Many Muslim slaves went to great efforts to retain an Islamic way of life.   As was suggested by African American scholar Eric Lincoln, their memory of Islam and their previous lifestyle was never completely lost.[5]  Many resisted converting to Christianity or did so in a pseudo fashion clinging to the pillars of their faith, praying, fasting and giving charity while appearing to accept the new faith.  Many slave owners and their ancestors recall practices and habits of the slaves that suggest they were Muslims.  A plantation owner in Georgia noticed one of his slaves "bowing down" each morning at dawn.





 On the island of Sapelo, off the coast of Georgia, certain Islamic practices remain even to this day.  In the church, men and women sit on different sides of the aisle, separated as they usually are in a mosque.  All shoes are removed and the women cover their hair for services.  The churches are built facing Makkah and the bodies are buried also facing Makkah.  The people living on Sapelo Island are descendants of Bilali Muhammad a Muslim who was enslaved on Sapelo in 1803.  Bilal could read and write Arabic and was buried with a copy of the Quran.  His wife, Phoebe, wore a veil, and her daughters had Islamic names, such as Medina and Fatima[6].  In 1829, Bilali authored a small book on Islamic beliefs and the rules for ablution, morning prayer, and the calls to prayer.  It is known as the Bilali Document, currently housed at the University of Georgia.[7]  

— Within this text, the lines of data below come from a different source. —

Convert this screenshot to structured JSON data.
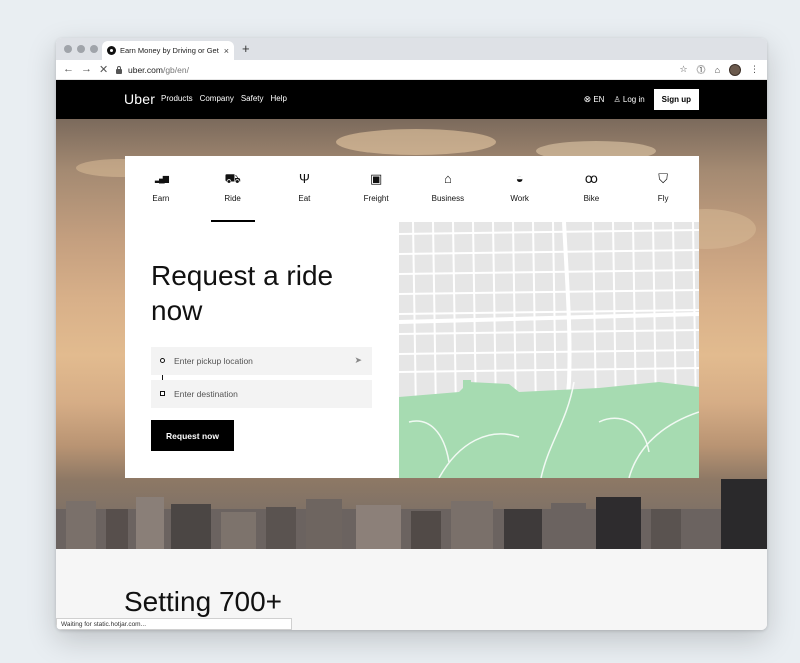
{
  "browser": {
    "tab_title": "Earn Money by Driving or Get a Ri",
    "tab_close": "×",
    "new_tab": "+",
    "url_host": "uber.com",
    "url_path": "/gb/en/",
    "back": "←",
    "forward": "→",
    "reload": "✕",
    "star": "☆",
    "ext1": "⓵",
    "ext2": "⌂",
    "menu": "⋮",
    "status": "Waiting for static.hotjar.com..."
  },
  "nav": {
    "logo": "Uber",
    "links": [
      "Products",
      "Company",
      "Safety",
      "Help"
    ],
    "lang": "EN",
    "login": "Log in",
    "signup": "Sign up"
  },
  "services": [
    {
      "label": "Earn",
      "icon": "bar-chart-icon",
      "glyph": "▂▄▆"
    },
    {
      "label": "Ride",
      "icon": "car-icon",
      "glyph": "⛟"
    },
    {
      "label": "Eat",
      "icon": "fork-knife-icon",
      "glyph": "Ψ"
    },
    {
      "label": "Freight",
      "icon": "truck-icon",
      "glyph": "▣"
    },
    {
      "label": "Business",
      "icon": "briefcase-icon",
      "glyph": "⌂"
    },
    {
      "label": "Work",
      "icon": "helmet-icon",
      "glyph": "◒"
    },
    {
      "label": "Bike",
      "icon": "bike-icon",
      "glyph": "ꝏ"
    },
    {
      "label": "Fly",
      "icon": "helicopter-icon",
      "glyph": "⛉"
    }
  ],
  "active_service": "Ride",
  "form": {
    "headline": "Request a ride now",
    "pickup_placeholder": "Enter pickup location",
    "destination_placeholder": "Enter destination",
    "button": "Request now"
  },
  "section_heading": "Setting 700+",
  "colors": {
    "brand": "#000000",
    "map_park": "#a6dbb1",
    "map_bg": "#e8e8e8"
  }
}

The descendants of Bilal Muhammad all have the surname Baily which is certainly a corruption of the name Bilal.  Thus names also hold clues to slave identities and backgrounds.  Slaves were routinely given new names, however many of the names were biblical contractions of their own Muslim names and on some occasions we find names that appear to be unchanged.   Ayyub ibn Sulayman, whose story was told in Part 1 went by the name of Job Ben Solomon.   Names also played a part in the well-known and documented Amistad case. 

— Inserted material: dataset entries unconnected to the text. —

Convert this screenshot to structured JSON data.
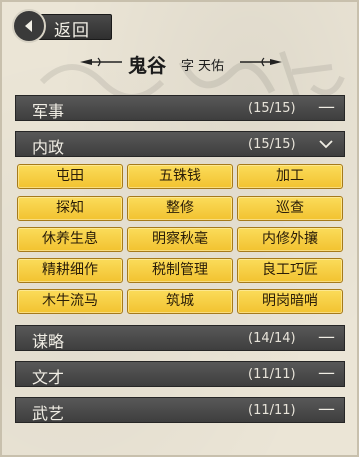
{
  "header": {
    "back_label": "返回",
    "name": "鬼谷",
    "zi_label": "字",
    "courtesy_name": "天佑"
  },
  "sections": [
    {
      "label": "军事",
      "count": "(15/15)",
      "state": "collapsed"
    },
    {
      "label": "内政",
      "count": "(15/15)",
      "state": "expanded"
    },
    {
      "label": "谋略",
      "count": "(14/14)",
      "state": "collapsed"
    },
    {
      "label": "文才",
      "count": "(11/11)",
      "state": "collapsed"
    },
    {
      "label": "武艺",
      "count": "(11/11)",
      "state": "collapsed"
    }
  ],
  "skills": [
    "屯田",
    "五铢钱",
    "加工",
    "探知",
    "整修",
    "巡查",
    "休养生息",
    "明察秋毫",
    "内修外攘",
    "精耕细作",
    "税制管理",
    "良工巧匠",
    "木牛流马",
    "筑城",
    "明岗暗哨"
  ],
  "colors": {
    "bar_bg": "#4a4a4a",
    "button_gold": "#f6cc3c",
    "paper": "#ebe5d6"
  }
}
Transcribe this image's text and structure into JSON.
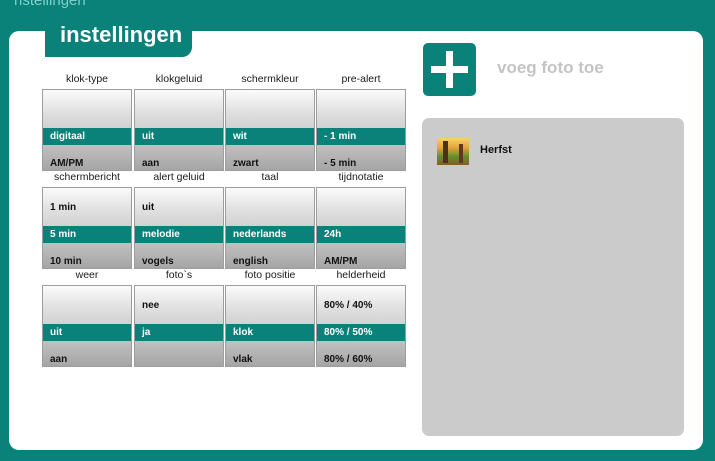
{
  "top_strip": "nstellingen",
  "title": "instellingen",
  "columns_x": [
    42,
    134,
    225,
    316
  ],
  "rows": [
    [
      {
        "label": "klok-type",
        "options": [
          "",
          "digitaal",
          "AM/PM"
        ],
        "selected": 1
      },
      {
        "label": "klokgeluid",
        "options": [
          "",
          "uit",
          "aan"
        ],
        "selected": 1
      },
      {
        "label": "schermkleur",
        "options": [
          "",
          "wit",
          "zwart"
        ],
        "selected": 1
      },
      {
        "label": "pre-alert",
        "options": [
          "",
          "- 1 min",
          "- 5 min"
        ],
        "selected": 1
      }
    ],
    [
      {
        "label": "schermbericht",
        "options": [
          "1 min",
          "5 min",
          "10 min"
        ],
        "selected": 1
      },
      {
        "label": "alert geluid",
        "options": [
          "uit",
          "melodie",
          "vogels"
        ],
        "selected": 1
      },
      {
        "label": "taal",
        "options": [
          "",
          "nederlands",
          "english"
        ],
        "selected": 1
      },
      {
        "label": "tijdnotatie",
        "options": [
          "",
          "24h",
          "AM/PM"
        ],
        "selected": 1
      }
    ],
    [
      {
        "label": "weer",
        "options": [
          "",
          "uit",
          "aan"
        ],
        "selected": 1
      },
      {
        "label": "foto`s",
        "options": [
          "nee",
          "ja",
          ""
        ],
        "selected": 1
      },
      {
        "label": "foto positie",
        "options": [
          "",
          "klok",
          "vlak"
        ],
        "selected": 1
      },
      {
        "label": "helderheid",
        "options": [
          "80% / 40%",
          "80% / 50%",
          "80% / 60%"
        ],
        "selected": 1
      }
    ]
  ],
  "add_photo": {
    "icon": "plus-icon",
    "label": "voeg foto toe"
  },
  "photos": [
    {
      "name": "Herfst",
      "icon": "autumn-thumbnail"
    }
  ],
  "colors": {
    "accent": "#0a8179",
    "panel": "#ffffff",
    "photo_panel": "#cbcbcb"
  }
}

In August of 1839, the Amistad was seized off Long Island, New York.   The captured slaves aboard the ship had risen up and killed the captain.  They spared the lives of some of the crew on the condition they steered them towards the coast of Africa.  The slaves were deceived and found themselves on trial in Connecticut.  During the course of the trial it was revealed that the slaves were Africans, Muslim Africans from present day Sierra Leone.  They had been given Spanish names and designated as black ladinos[8]  in order to circumvent laws and treaties against the international slave trade by Great Britain, Spain and the United States.





Ex-British government administrator Richard Robert Madden testified in the trial.  He said, "...I have examined them and observed their language, appearance and manners; and I have no doubt of their having been, very recently, brought from Africa.  To one of them I spoke, and repeated a Mohammedan[9]  form of prayer, in the Arabic language; the man immediately recognized the language, and repeated the words ‘Allah Akbar’, or ‘God is great’.  The man who was beside this Negro, I also addressed in Arabic, saying ‘salaam alaikum’, or peace be on you; he immediately, in the customary oriental salutations, replied, ‘alaikum salaam’, or peace be on you…"[10]





From the amount of evidence that is being unearthed it is clear that not only were Muslims amongst those men and women enslaved in the Americas, but that they were influential in the making of the American nation.